Так закончился первый день боя для англичан, не сражавшихся с европейским противником с Крымской войны и не ступавших на европейскую землю со времен битвы при Ватерлоо. Разочарование было горьким: для I корпуса потому, что он спешил в пыли и жаре на позиции, а теперь вынужден был повернуть и идти обратно, не сделав почти ни одного выстрела, а для II — гордого своей стойкостью перед прославленным противником и ничего не знавшего ни о его превосходящих силах, ни об отходе 5-й армии, — потому, что для них был непонятен полученный приказ на отступление.
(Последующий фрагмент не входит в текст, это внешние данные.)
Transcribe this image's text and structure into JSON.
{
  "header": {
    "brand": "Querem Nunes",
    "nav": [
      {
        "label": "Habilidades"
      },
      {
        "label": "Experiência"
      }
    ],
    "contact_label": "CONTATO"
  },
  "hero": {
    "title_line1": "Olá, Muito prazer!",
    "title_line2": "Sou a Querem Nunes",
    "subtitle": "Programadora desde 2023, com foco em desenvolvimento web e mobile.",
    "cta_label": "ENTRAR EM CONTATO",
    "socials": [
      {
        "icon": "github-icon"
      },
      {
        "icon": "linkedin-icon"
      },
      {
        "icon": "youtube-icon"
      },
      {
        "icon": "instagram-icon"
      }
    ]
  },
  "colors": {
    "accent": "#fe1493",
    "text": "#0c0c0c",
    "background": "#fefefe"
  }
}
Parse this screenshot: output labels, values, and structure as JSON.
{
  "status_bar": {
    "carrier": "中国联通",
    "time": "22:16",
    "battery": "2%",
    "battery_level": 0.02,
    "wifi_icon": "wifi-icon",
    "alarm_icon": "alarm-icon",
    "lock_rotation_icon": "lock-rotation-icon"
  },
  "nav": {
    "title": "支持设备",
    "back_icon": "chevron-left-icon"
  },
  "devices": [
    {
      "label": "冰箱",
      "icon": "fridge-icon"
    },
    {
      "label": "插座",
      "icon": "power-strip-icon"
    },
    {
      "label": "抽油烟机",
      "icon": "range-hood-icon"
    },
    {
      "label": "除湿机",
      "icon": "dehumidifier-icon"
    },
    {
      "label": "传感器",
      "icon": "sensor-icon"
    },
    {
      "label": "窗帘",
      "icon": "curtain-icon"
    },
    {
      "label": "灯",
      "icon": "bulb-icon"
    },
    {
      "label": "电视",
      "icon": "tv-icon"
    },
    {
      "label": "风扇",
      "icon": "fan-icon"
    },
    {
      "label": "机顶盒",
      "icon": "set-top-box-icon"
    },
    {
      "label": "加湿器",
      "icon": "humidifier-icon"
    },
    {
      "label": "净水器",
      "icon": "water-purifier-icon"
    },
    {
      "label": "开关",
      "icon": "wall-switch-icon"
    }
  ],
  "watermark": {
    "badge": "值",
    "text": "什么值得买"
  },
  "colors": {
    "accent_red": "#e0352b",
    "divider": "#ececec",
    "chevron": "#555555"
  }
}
И для Уилсона произошедшее стало «жестоким» разочарованием. Он во всем обвинял Китченера и кабинет, пославших четыре дивизии вместо шести. Будь на континент посланы все шесть дивизий, заявил он с той чудесной неспособностью признавать ошибки, которая в конце концов сделала его фельдмаршалом, то «это отступление было бы наступлением, а поражение — победой».
Самоуверенность и легкомыслие Уилсона начали увядать, а сэр Джон Френч, в лучшем случае непостоянный, вовсе впал в уныние. Он пробыл во Франции всего лишь немногим более недели, но на нем уже сильно сказались напряжение, беспокойство и ответственность, к которым добавилось несправедливое отношение Ланрезака, а крушение планов в первый же день сражения совершенно расстроили его и разочаровали. На следующий день командующий экспедиционным корпусом закончил свой доклад Китченеру предложением: «Полагаю, следует обратить серьезное внимание защите Гавра». Гавр находился в устье Сены, почти в 100 милях к югу от первоначального места высадки в Булони.
Так закончилось сражение за Моне. С точки зрения участия Англии в том, что впоследствии превратилось в Великую войну, этой битве ретроспективно были приданы все качества исключительности и в британском пантеоне она удостоилась места, равного сражениям при Гастингсе и Азенкуре. Создавались легенды, подобно легенде об Ангелах Монса. Все живые были храбрецами, а все мертвые — героями. Расписывался боевой путь и составлялись хроники каждого полка, вплоть до последнего часа и последней пули, пока битва за Моне не засверкала таинственным блеском сквозь дымку такой доблести и славы, что уже казалась победой. Несомненно, под Монсом англичане сражались храбро, лучше, чем некоторые французские части, но не лучше и многих других, не лучше бельгийцев у Халена, или «тюркосов» у Шарлеруа, или бригады генерала Манжэна у Оне, или даже целого ряда вражеских частей. Сражение, до того как началось отступление, продолжалось девять часов, в нем участвовало две дивизии, или 35 000 английских солдат, было потеряно 1600 человек, а продвижение армии фон Клука было задержано на один день. Во время Пограничного сражения, частью которого являлась битва за Моне, в различных местах и в разное время в течение четырех дней участвовали в боях 70 французских дивизий, или около 1 250 000 человек. Французские потери за эти четыре дня достигли 140 000 человек, то есть вдвое превосходили численность всех британских экспедиционных сил во Франции в то время.